The Insight Journal Reaches 500 Published Articles!
The Insight Journal just received its 500th paper on November 30th!
This marks a milestone on the progress of Open Science and the promotion of Reproducibility in Scientific Research. The wide adoption of the Insight Journal by the ITK community is evidence that progress is possible, and that a community of committed individuals can trigger and sustain change.
The idea of the Insight Journal originated from the initial experience of implementing many image analysis algorithms in ITK, and realizing how insufficient traditional journal publications are when it comes to specifying the software implementation of any algorithm. At the time, it was quite evident that something has been lost in the practice of scientific research: The fundamental rule by which a researcher should communicate the outcome of her research work by describing it in enough detail for anyone else to be able to replicate it. The popularization of software as a day-to-day tool in the practice of scientific research has not been followed by a corresponding modernization in the means of publishing scientific results.
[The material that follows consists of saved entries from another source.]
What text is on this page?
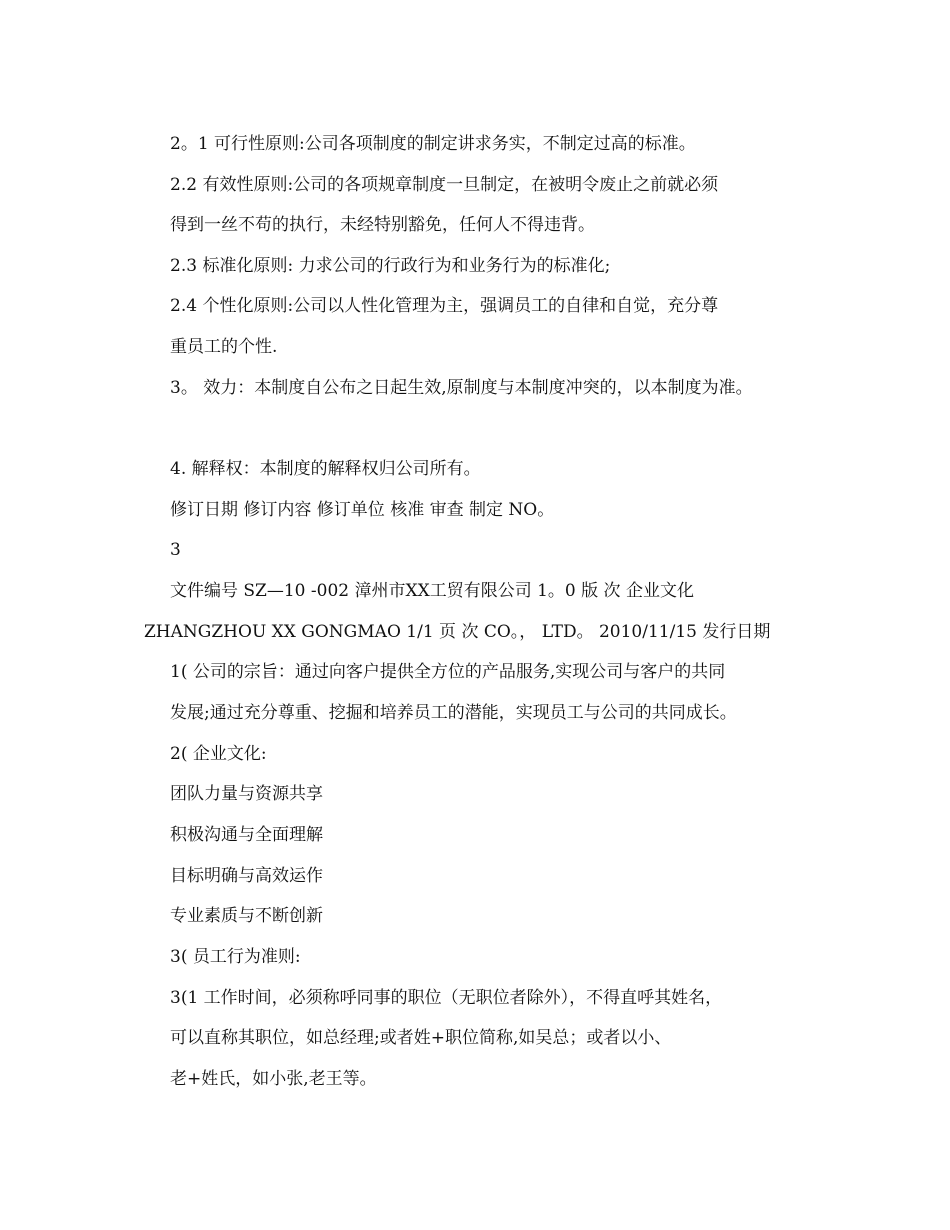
2。1 可行性原则:公司各项制度的制定讲求务实，不制定过高的标准。
2.2 有效性原则:公司的各项规章制度一旦制定，在被明令废止之前就必须
得到一丝不苟的执行，未经特别豁免，任何人不得违背。
2.3 标准化原则: 力求公司的行政行为和业务行为的标准化;
2.4 个性化原则:公司以人性化管理为主，强调员工的自律和自觉，充分尊
重员工的个性.
3。 效力：本制度自公布之日起生效,原制度与本制度冲突的，以本制度为准。
4. 解释权：本制度的解释权归公司所有。
修订日期 修订内容 修订单位 核准 审查 制定 NO。
3
文件编号 SZ—10 -002 漳州市XX工贸有限公司 1。0 版 次 企业文化
ZHANGZHOU XX GONGMAO 1/1 页 次 CO。， LTD。 2010/11/15 发行日期
1( 公司的宗旨：通过向客户提供全方位的产品服务,实现公司与客户的共同
发展;通过充分尊重、挖掘和培养员工的潜能，实现员工与公司的共同成长。
2( 企业文化:
团队力量与资源共享
积极沟通与全面理解
目标明确与高效运作
专业素质与不断创新
3( 员工行为准则:
3(1 工作时间，必须称呼同事的职位（无职位者除外），不得直呼其姓名，
可以直称其职位，如总经理;或者姓+职位简称,如吴总；或者以小、
老+姓氏，如小张,老王等。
The standard publication venues were still: 10 pages papers at single space, two columns with black and white static images, and it took two years for them to go from submission to publication.
The Insight Journal was conceived as a quantum leap in technical and scientific publications, by asking the fundamental question of “What would you need in order to replicate the work described by the authors? “. When attempting to answer this question, very quickly it became evident that we needed: (a) all source code, (b) input data, and (c) parameters; used in the computation of the original work, and that all these materials should be made available to both reviewers and readers.
The Journal readily adopted, what was at the time the nascent Open Access movement, and chose to enable authors to keep the copyright of their papers, and license them for any one to use, under the terms of the Creative Commons by Attribution License.
The Journal also implemented an infrastructure for systematically testing the source code accompanying every submitted paper. Since every paper is expected to be submitted with source code, data and parameters, it becomes possible for the Insight Journal infrastructure to extract the source code from a paper submission, configure and build the code, and then proceed to run it on the input data that is also provided by the authors along with the paper. The results of the entire process are then posted online as a first review of the paper.
Another novelty of the Insight Journal was to revert the order of publication and review. That is, instead of waiting for a paper to be reviewed before it gets to be published, in the Insight Journal, the paper is first published online (within 24 hours after submission), and then it is open for public peer-review by the community. The reviews are public and non-anonymous, and evolve into a forum-like conversation. Authors are also allowed and encouraged to post revisions to their papers, in particular as a response to comments posted by the reviewers.
With the visionary support of the National Library of Medicine, in the form of A2D2 funding, the Insight Journal came online in 2005. The first fully open-access, reproducible article was published in July 2005. Now, six years later, the Insight Journal has reached 500 published articles. This represents an average of over 80 published papers a year.
With 2,480 registered users, and 819 community reviews, the Insight Journal has become an integral part of the ecosystem surrounding the Insight Toolkit. This is the direct mechanism for community members to share their developments with their peers. This level of adoption clearly shows that there is a community that truly appreciates the importance of reproducibility in the practice of scientific research, and understands that the main purpose of publishing is to share information with their peers, not to be used as a surrogate for measuring productivity.
Over the past five years, the Insight Journal has become a central place for open-access and has been hosting open-access articles for the MICCAI conferences and other events. We have also extended the Insight Journal to other open-source communities with the VTK Journal and are looking to extend it further.
Continuing on this success we have recently made several improvements to the Insight Journal. In particular we are trying to keep the website up to date with the latest technology and integrate authors and readers suggestions. We are looking forward to adding another 500 articles to the Journal.
The Insight Journal was made possible thanks to the visionary support Dr. Terry Yoo, at the National Library of Medicine via the following grants and support contracts:
- A2D2 Journal – 2005
- ITK Maintenance Contract 2006-2009 – N01-LM-4-3508
- ITK Maintenance Contract 2009-2010 – HHSN276200900852P
- ITK Maintenance Contract 2010-2011 – HHSN276201000516U
This committed support to the creation of Reproducible Research Journals preceded the current renaissance of appreciation for reproducibility in Science.